Les miroirs de l'abyme

Dans son Journal, André Gide ressuscite un terme de héraldique qui fera florès : l'abyme, cette partie de l'écu qui en reproduit la totalité en réduction dans un mouvement infini.
L'emprisonnement de Jordi Sánchez et de Jordi Cuixart avec des détenus de droit commun, sans qu'à aucun moment ne leur soit reconnu le statut de prisonniers politiques, n'est pas seulement une épreuve inhumaine pour les deux Jordi, il offre aux médias espagnols, avec la complicité de certains gardiens et co-détenus, des miroirs infâmes de la dégradation en milieu carcéral. 
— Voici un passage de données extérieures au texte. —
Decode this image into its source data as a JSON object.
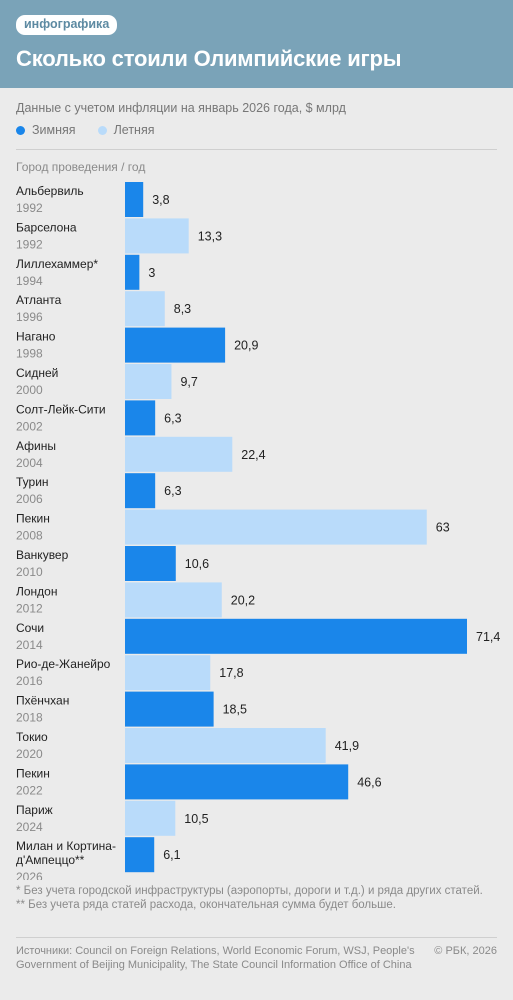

Dans le quotidien Ara, Àlex Gutiérrez en propose une analyse saisissante :

«Aux environs du XIIIe siècle, les piloris ont commencé à proliférer en Espagne. C'étaient des colonnes vaguement ornées sur lesquelles un prisonnier était exposé à la vindicte publique. Au XIXe siècle, on a entrepris de les retirer par décence, mais leur pratique est demeurée, par l'entremise précieuse de certains médias. Cette semaine, le magazine Tiempo a mis en première page les photos de Jordi Sànchez et Jordi  Cuixart avec le titre « Histoire de deux fanatiques» [...] Tiempo, soit dit en passant, est un magazine du groupe Zeta, également éditeur de El Periódico.
Mais la palme revient au quotidien El Mundo, auteur de quelques perles comme : "Trois Gitans traitent Sànchez de balance, ils lui crient 'Viva España' en entonnant l'hymne de la Légion", "Cuixart est vu comme un autiste dans sa cellule" [...] Sur Sànchez ils disent que "son visage est éteint" et qu'il n'a plus "cette grimace d'orgueil". Ils citent un gardien qui confie : "La chose la plus étrange est qu'ils ne lui ont pas encore craché dessus." [...] Le juge n'a pas encore rendu sa décision, qu'il est déjà condamné. Au pilori.
La déshumanisation est un préalable indispensable à l'anéantissement.»